In what must be considered a bit of creative, albeit, over the top street theater, a group of protestors showed up at a speech that Vice President Mike Pence was giving to a social conservative group wearing the red robes and white bonnets of characters from “The Handmaid’s Tale.” The costumes, from a novel by Canadian writer Margaret Atwood, which has been turned into a series on Hulu, is set in a future world where radical Christians have overthrown the United States and had renamed it the Republic Of Gilead.

What does ‘The Handmaid’s Tale’ have to do with anything?

In the dystopian future depicted by the book and series, some sort of environmental catastrophe had made most women infertile.
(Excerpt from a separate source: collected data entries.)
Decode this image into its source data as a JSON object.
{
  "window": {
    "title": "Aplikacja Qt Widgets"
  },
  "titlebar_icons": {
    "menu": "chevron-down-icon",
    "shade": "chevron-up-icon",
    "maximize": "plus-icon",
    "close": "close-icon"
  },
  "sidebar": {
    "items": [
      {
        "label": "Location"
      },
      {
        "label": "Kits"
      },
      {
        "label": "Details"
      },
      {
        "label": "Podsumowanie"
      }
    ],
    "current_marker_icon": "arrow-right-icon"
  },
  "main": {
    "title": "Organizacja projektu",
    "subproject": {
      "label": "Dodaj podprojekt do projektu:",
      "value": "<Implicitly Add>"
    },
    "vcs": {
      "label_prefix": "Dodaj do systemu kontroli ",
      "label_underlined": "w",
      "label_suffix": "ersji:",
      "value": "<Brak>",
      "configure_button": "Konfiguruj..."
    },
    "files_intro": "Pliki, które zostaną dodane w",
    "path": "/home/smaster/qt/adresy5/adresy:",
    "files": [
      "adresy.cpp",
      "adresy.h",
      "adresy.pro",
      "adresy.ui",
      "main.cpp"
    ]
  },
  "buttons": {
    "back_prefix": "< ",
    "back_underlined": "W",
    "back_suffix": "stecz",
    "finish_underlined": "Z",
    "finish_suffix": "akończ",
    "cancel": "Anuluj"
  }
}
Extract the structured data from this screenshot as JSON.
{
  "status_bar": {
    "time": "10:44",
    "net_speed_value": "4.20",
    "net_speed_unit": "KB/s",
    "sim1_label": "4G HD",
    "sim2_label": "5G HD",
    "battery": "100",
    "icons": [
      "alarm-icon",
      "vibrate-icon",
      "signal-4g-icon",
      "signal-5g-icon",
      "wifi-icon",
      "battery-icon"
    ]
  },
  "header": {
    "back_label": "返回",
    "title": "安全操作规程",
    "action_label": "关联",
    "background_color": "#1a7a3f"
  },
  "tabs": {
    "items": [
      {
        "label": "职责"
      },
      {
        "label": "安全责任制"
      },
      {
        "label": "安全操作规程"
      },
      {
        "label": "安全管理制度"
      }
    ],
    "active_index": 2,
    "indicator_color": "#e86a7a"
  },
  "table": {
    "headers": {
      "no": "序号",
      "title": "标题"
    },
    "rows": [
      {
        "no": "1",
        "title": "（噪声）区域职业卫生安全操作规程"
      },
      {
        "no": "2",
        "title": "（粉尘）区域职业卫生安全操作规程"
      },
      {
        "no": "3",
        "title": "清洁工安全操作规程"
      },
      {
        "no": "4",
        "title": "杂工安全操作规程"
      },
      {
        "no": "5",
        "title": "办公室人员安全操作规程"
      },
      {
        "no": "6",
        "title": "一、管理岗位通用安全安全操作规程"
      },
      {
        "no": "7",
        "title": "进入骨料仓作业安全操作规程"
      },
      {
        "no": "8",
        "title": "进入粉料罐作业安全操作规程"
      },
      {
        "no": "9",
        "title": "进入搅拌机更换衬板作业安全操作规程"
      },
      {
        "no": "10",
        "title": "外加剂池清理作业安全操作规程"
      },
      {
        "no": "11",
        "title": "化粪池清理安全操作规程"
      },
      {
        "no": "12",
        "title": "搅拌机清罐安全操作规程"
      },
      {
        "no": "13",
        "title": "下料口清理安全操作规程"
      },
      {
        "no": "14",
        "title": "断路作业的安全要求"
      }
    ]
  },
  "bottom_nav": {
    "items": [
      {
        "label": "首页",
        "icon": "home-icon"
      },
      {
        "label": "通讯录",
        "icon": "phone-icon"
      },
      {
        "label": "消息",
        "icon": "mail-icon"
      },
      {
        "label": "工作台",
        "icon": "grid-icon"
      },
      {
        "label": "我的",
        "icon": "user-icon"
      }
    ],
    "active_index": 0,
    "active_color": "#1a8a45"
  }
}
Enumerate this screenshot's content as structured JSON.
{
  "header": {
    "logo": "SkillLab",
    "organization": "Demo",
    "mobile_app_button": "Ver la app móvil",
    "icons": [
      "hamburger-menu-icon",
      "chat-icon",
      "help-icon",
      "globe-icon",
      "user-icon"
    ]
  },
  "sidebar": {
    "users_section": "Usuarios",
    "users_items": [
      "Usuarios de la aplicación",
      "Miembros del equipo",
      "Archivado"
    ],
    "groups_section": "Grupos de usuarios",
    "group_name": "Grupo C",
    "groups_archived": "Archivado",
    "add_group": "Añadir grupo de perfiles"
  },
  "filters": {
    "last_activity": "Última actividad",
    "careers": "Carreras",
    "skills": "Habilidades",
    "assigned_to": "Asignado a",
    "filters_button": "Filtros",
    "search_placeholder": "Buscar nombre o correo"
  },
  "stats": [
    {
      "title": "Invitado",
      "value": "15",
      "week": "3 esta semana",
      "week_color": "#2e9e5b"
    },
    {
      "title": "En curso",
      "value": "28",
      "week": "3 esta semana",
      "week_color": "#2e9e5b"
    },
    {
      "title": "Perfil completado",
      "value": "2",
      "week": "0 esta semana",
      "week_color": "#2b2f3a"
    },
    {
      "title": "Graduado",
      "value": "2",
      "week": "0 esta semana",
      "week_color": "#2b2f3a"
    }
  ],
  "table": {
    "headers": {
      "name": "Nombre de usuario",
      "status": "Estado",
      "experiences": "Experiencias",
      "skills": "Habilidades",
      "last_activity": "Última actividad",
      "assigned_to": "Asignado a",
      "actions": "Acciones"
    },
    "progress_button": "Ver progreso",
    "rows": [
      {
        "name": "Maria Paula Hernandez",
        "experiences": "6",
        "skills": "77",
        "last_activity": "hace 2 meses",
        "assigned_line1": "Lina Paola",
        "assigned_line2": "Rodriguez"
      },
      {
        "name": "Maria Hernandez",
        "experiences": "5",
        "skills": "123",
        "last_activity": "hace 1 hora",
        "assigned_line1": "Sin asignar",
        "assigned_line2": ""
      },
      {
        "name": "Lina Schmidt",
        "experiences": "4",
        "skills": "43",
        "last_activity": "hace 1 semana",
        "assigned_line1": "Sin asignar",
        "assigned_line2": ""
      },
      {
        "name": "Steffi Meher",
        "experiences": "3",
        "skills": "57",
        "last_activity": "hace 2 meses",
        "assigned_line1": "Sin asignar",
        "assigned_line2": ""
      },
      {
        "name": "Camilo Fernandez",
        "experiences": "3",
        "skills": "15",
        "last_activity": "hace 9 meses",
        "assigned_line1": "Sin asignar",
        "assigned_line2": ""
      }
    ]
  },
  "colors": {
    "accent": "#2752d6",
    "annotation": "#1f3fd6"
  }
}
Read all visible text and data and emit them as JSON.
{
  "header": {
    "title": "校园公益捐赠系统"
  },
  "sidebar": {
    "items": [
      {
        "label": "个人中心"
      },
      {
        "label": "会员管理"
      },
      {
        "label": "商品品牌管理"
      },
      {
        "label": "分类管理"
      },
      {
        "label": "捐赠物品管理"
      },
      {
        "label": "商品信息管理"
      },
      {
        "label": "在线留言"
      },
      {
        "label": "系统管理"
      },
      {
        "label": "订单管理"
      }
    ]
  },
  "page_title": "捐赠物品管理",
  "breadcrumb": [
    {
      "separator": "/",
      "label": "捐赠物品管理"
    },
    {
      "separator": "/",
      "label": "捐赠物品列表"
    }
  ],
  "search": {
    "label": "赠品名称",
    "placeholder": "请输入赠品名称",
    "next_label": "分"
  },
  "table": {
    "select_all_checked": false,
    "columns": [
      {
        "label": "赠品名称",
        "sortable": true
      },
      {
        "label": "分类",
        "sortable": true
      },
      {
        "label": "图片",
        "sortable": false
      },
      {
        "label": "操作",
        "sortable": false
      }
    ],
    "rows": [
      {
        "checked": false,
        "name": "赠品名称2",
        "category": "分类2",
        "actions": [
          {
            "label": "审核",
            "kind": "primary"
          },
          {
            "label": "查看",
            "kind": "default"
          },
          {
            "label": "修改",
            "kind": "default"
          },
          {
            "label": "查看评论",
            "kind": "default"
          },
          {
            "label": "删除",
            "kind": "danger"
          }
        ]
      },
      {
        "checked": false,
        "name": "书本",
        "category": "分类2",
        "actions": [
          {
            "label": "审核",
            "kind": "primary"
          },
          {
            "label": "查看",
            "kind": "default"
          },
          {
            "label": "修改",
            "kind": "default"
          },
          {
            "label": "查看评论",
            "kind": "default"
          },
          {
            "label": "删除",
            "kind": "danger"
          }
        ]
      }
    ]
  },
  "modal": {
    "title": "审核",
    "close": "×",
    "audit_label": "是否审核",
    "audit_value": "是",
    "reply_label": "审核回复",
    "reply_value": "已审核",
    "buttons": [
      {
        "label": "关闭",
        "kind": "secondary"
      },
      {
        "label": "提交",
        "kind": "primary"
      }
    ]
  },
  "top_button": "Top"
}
Those women who can still bear children are enslaved by the elite who ritualistically rape them in hopes of impregnating them. The society is kind of a Christian version of the Islamic State, with savage punishments meted out to anyone who violates a number of theocratic laws designed to regulate human behavior in all aspects.

Pence and Focus on the Family oppose both abortion and same-sex marriage. It is unclear how either position, deeply ingrained within the mainstream of American conservative politics, is going to lead to a regime that mandates sexual slavery or executes people summarily for violating various laws against unsanctioned sex or other proscribed behaviors.

The group performing these theatrical protests, called United Colorado Springs, is undermining its message by acting a little hysterically.

What did Vice President Pence have to say at ‘Focus on the Family?’

Vice President Pence began with remarks on the importance of faith and family, especially healthy marriages. He then lingered over issues of importance, such as the persecution of Christians by ISIS and the need to repeal Obamacare.

He did not advocate executing people for having abortions or the parceling out of young, fertile women to the elite into a life of sexual bondage. Indeed, insofar as ISIS, a real life theocracy, was concerned, he seemed to oppose such things.

The intersection of popular culture and politics

Popular culture and politics can become intertwined, hence the use of imagery from “The Handmaid’s Tale” as a part of protest theater.

One might wonder if other groups were to borrow from literature and cinema to make their points. Perhaps people could dress in the drab overalls worn by the Outer Party members of Oceana to protest Bernie Sanders or carry around hunting bows, like Katniss in “The Hunger Games,” to confront Hillary Clinton. The possibilities are endless.